Mr Moretti acknowledges that the shadow of these tumultuous times still lingers. However, he says this has not affected Finmeccanica's ability to win helicopter tenders in other markets, or even to sell different military equipment to India. "Our helicopters business is increasing - in volume, revenue and margins," he says.
The Finmeccanica boss believes the business plan will help to dispel suspicions over governance by increasing head office's hold over subsidiaries. More importantly, he says, it will enable him to deliver better returns from a group which until now has been a collection of autonomous operations.
"Finmeccanica was one holding [company], without real control of the subsidiaries," he says. Not only did this make common governance procedures difficult, it meant there was little coherence in strategy or the €1bn research and development budget, he argues.
"There was a lot of waste, and a lot of overlap. By concentrating our resources . . . we can amplify the effect," he says.
Mr Moretti has some experience of turnrounds at industrial companies. For eight years, he led Italian State Railways, where he took the workforce from 110,000 to 70,000 and transformed annual losses of €2.2bn into profits within two years.
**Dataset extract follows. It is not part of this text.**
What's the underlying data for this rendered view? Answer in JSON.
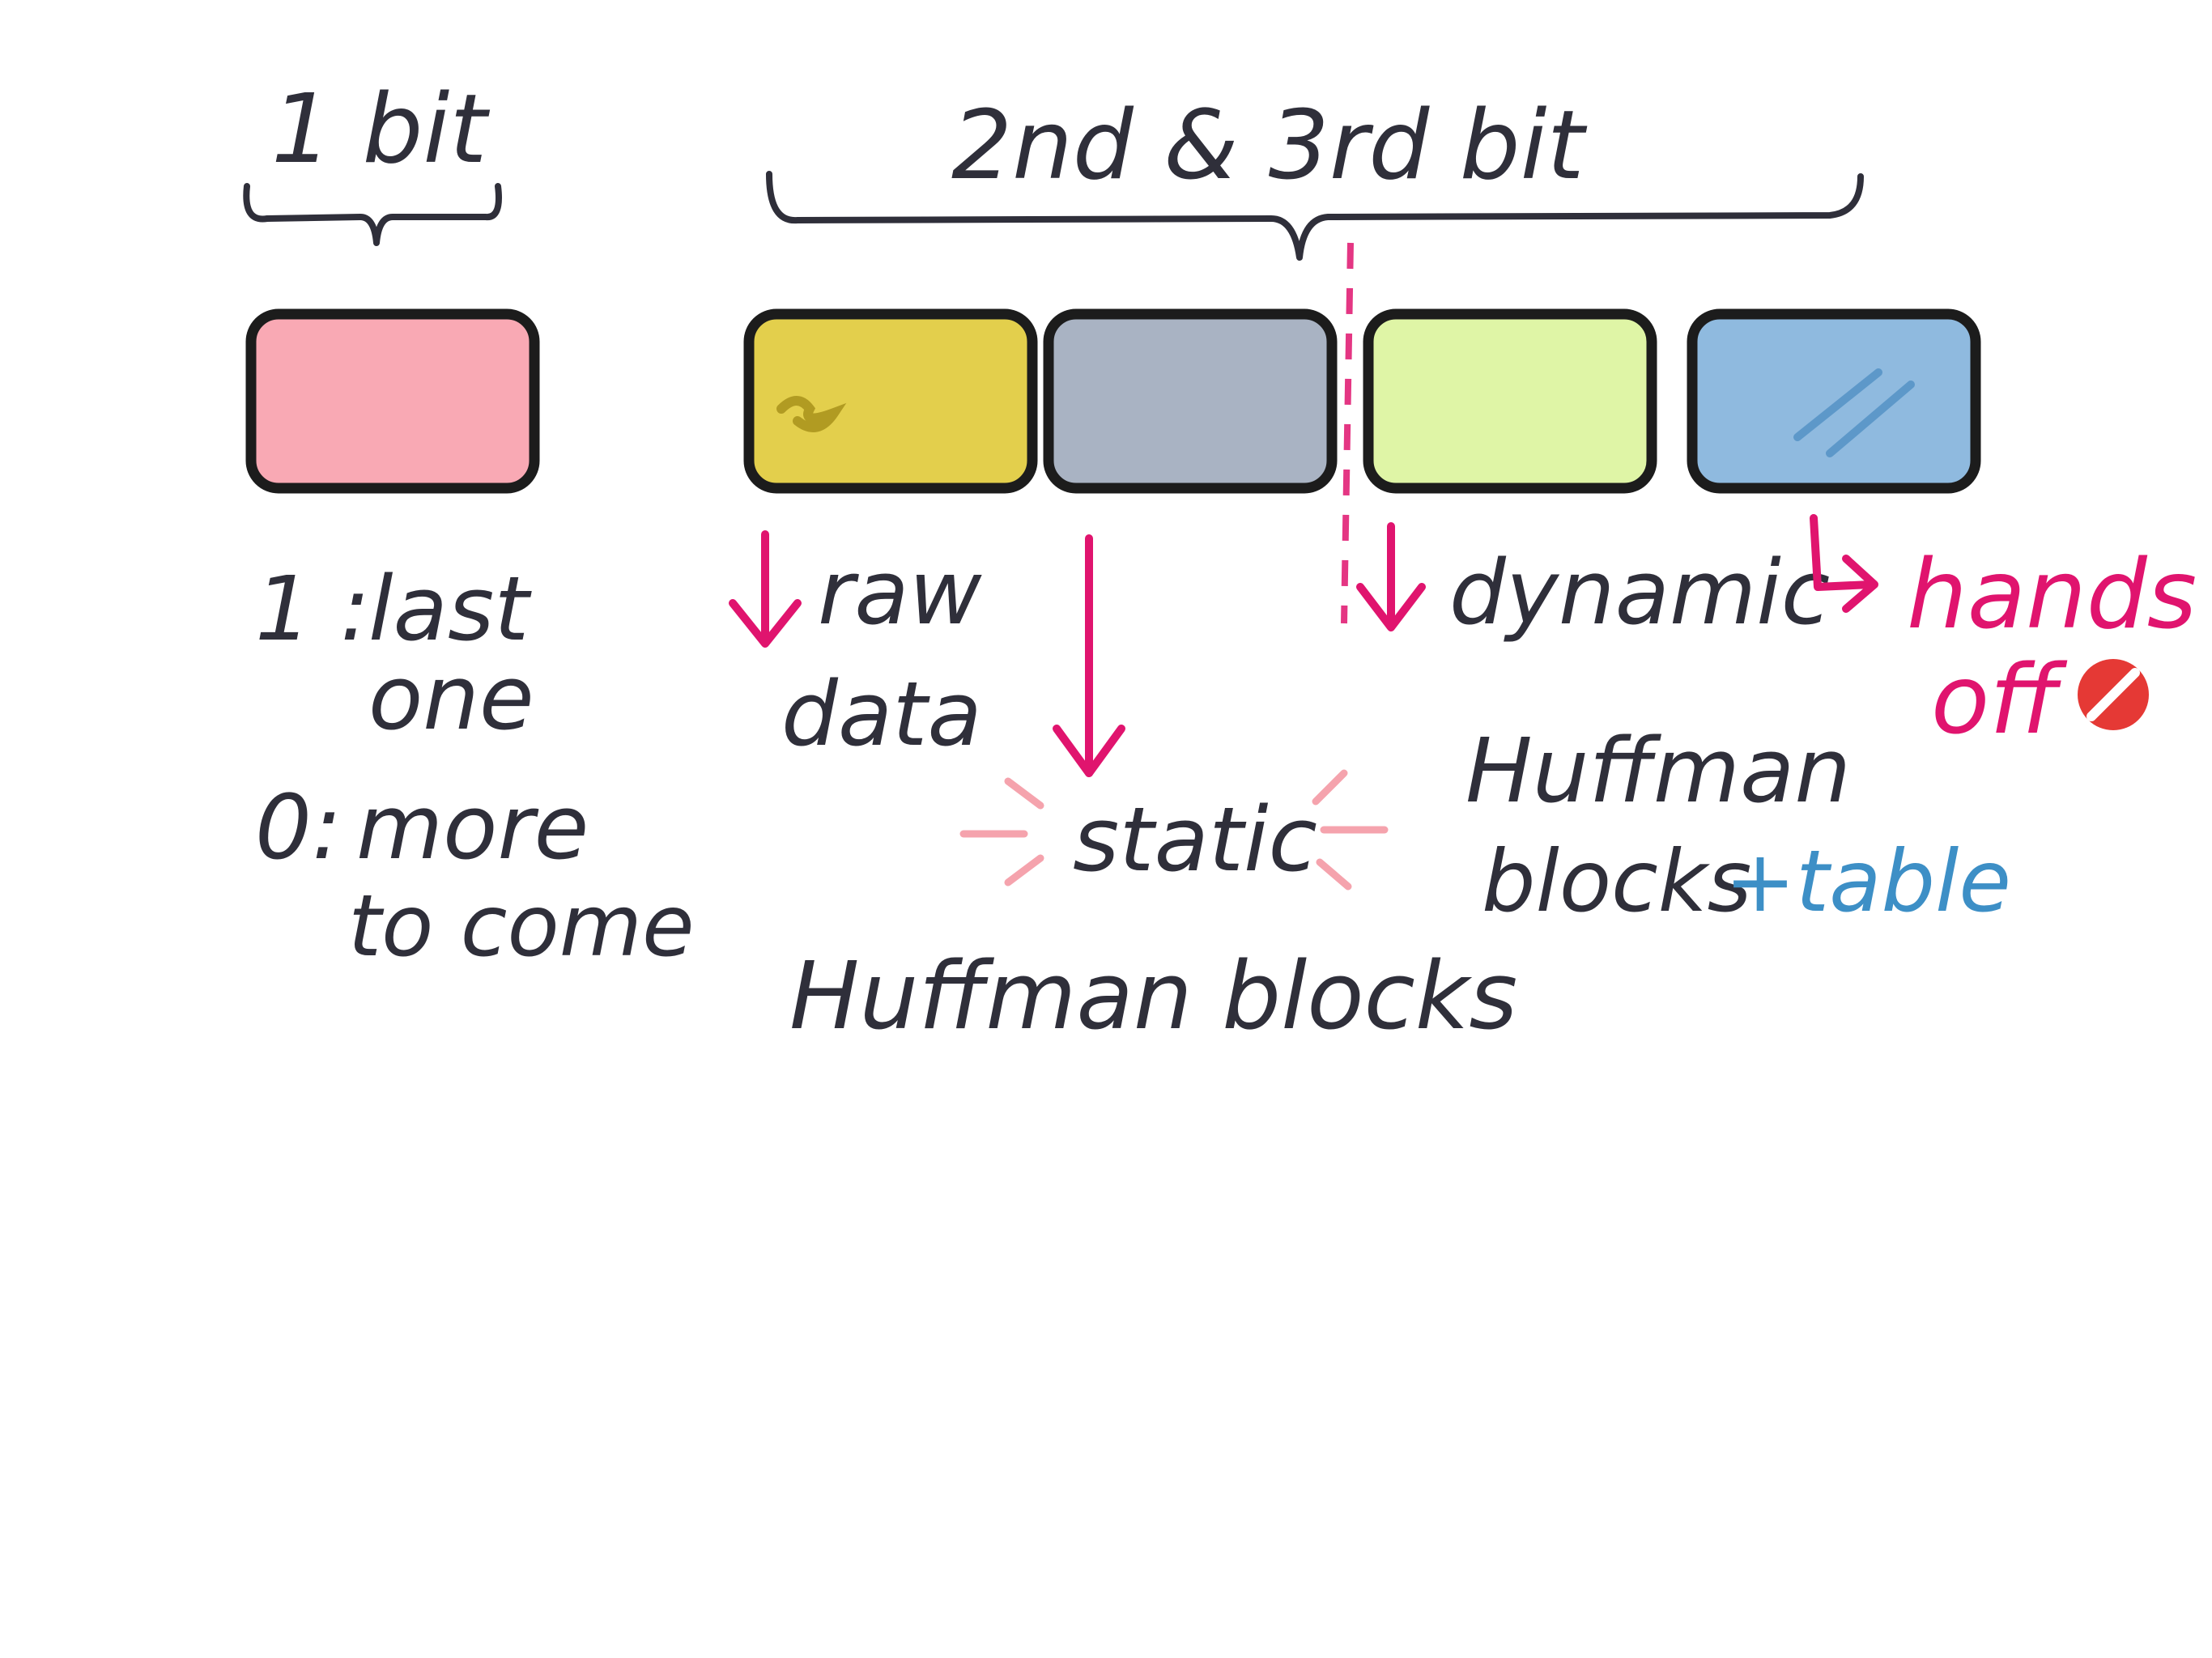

A former union official, he is confident that the government will not hinder his attempts to shrink its industrial champion.
"In Italy, as in other countries, the independence of the company depends on the quality of management," he says. "If a manager has a good reputation, he is also autonomous."
However, his confidence is not matched by rating agency Fitch. In a note last week, Fitch cast doubt on Finmeccanica's ability to implement its restructuring plan. "Fitch believes that the outlined cost-reduction measures may prove difficult to achieve in the stated timeframe," the agency said, noting that disposals were crucial to relieving pressure on the credit rating.
The first test is imminent, with Finmeccanica expected soon to conclude the sale of its train-making business, AnsaldoBreda, to Hitachi of Japan. That sale will launch the disposal process in earnest, with Finmeccanica's stake in European missiles company MBDA potentially up for sale, or parts of its US defence electronic subsidiary, DRS. It was the $5.2bn acquisition of DRS, and the subsequent collapse of the US defence market, that created the debt load Finmeccanica now needs to address.
Mr Moretti, ever the optimist, says that Finmeccanica will deliver. Within two years, the 61-year-old executive says he will be running a new company. When that is proven beyond doubt, he says, "then I can retire".